Rabassa's recounts his experience of translating Marquez and Julio Cortazar in "Translation and Its Discontents", an excerpt from his book about translation If This Be Treason, here. ("As the first part of Hopscotch and some of the “Expendable Chapters” take place in Paris, quite a bit of French is woven into the narration. This could have been translated, but I left it as it was. Had Julio wanted these spots in English he would have translated them into Spanish in the first place. I also saw no reason to dumb the book down for readers of English and insult them in that way. I also left the Spanish intact sometimes for other reasons.
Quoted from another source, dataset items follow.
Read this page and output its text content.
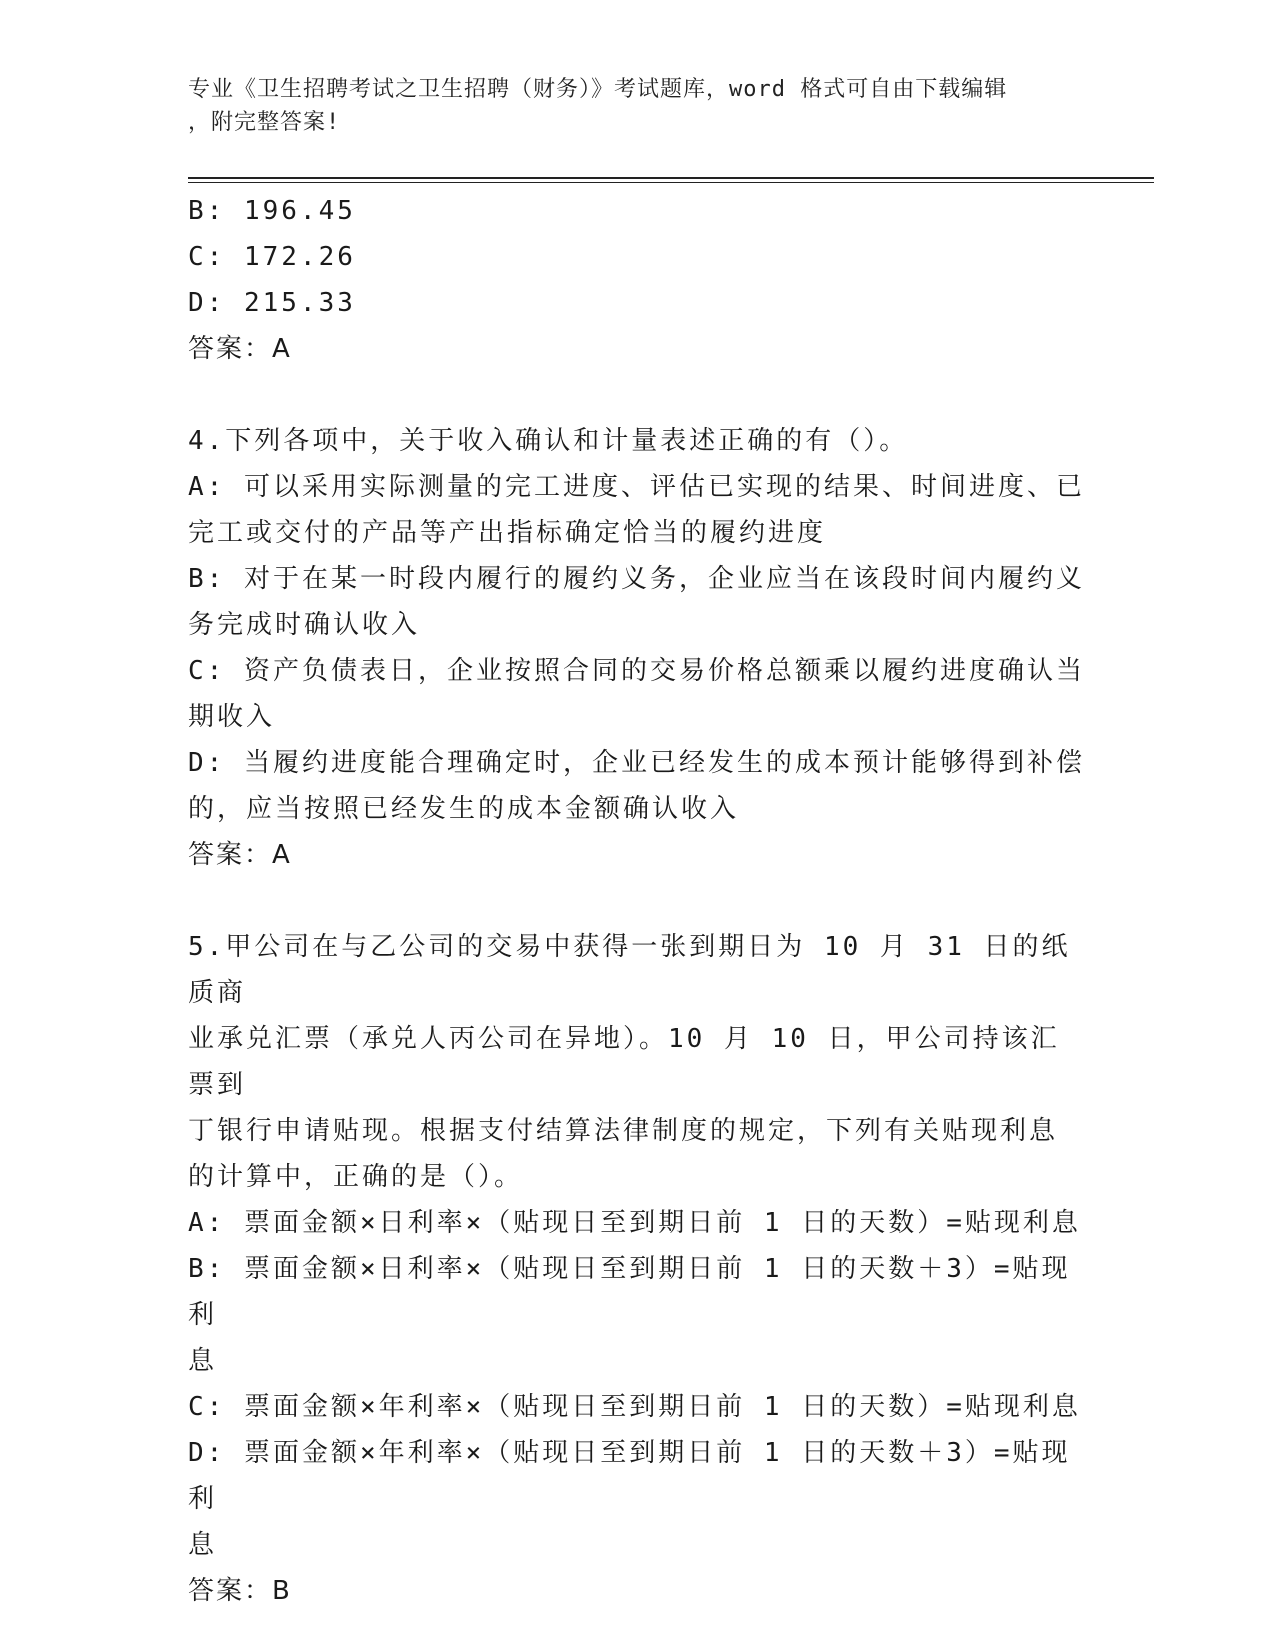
专业《卫生招聘考试之卫生招聘（财务）》考试题库，word 格式可自由下载编辑
，附完整答案!
B: 196.45
C: 172.26
D: 215.33
答案：A
4.下列各项中，关于收入确认和计量表述正确的有（）。
A: 可以采用实际测量的完工进度、评估已实现的结果、时间进度、已
完工或交付的产品等产出指标确定恰当的履约进度
B: 对于在某一时段内履行的履约义务，企业应当在该段时间内履约义
务完成时确认收入
C: 资产负债表日，企业按照合同的交易价格总额乘以履约进度确认当
期收入
D: 当履约进度能合理确定时，企业已经发生的成本预计能够得到补偿
的，应当按照已经发生的成本金额确认收入
答案：A
5.甲公司在与乙公司的交易中获得一张到期日为 10 月 31 日的纸质商
业承兑汇票（承兑人丙公司在异地）。10 月 10 日，甲公司持该汇票到
丁银行申请贴现。根据支付结算法律制度的规定，下列有关贴现利息
的计算中，正确的是（）。
A: 票面金额×日利率×（贴现日至到期日前 1 日的天数）=贴现利息
B: 票面金额×日利率×（贴现日至到期日前 1 日的天数＋3）=贴现利
息
C: 票面金额×年利率×（贴现日至到期日前 1 日的天数）=贴现利息
D: 票面金额×年利率×（贴现日至到期日前 1 日的天数＋3）=贴现利
息
答案：B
Like any song, tangos are better left in the original or great and sometimes hilarious damage is done.")

Lastly, here is an essay, "Mistaken Identity", on changing attitudes towards issues of individual and group identity by the British writer Kenan Malik,whose work I always read with care ("Historically, anti-racists challenged both the practice of racism and the process of racialisation; that is, both the practice of discriminating against people by virtue of their race and the insistence that an individual can be defined by the group to which he or she belongs. Today's multiculturalists argue that to fight racism one must celebrate group identity. The consequence has been the resurrection of racial ideas and imprisonment of people within their cultural identities.") Malik is also the author of the recent book From Fatwa to Jihad: The Rushdie Affair and Its Legacy, and some the arguments made in that book – that Rushdie's opponents may have lost the battle, but they have won the larger war against free speech – are presented here in "Shadow of the Fatwa" ("Critics of Rushdie no more spoke for the Muslim community than Rushdie himself did. Both represented different strands of opinion within Muslim communities. Rushdie's critics spoke for some of the most conservative strands. The campaign against The Satanic Verses was not to protect the Muslim communities from unconscionable attack from anti-Muslim bigots, but to protect their own privileged position within those communities from political attack from radical critics, to assert their right to be the true voice of Islam by denying legitimacy to such critics. They succeeded at least in part, because secular liberals embraced them as the authentic voice of the Muslim community.")

That should be at least eight hours of reading!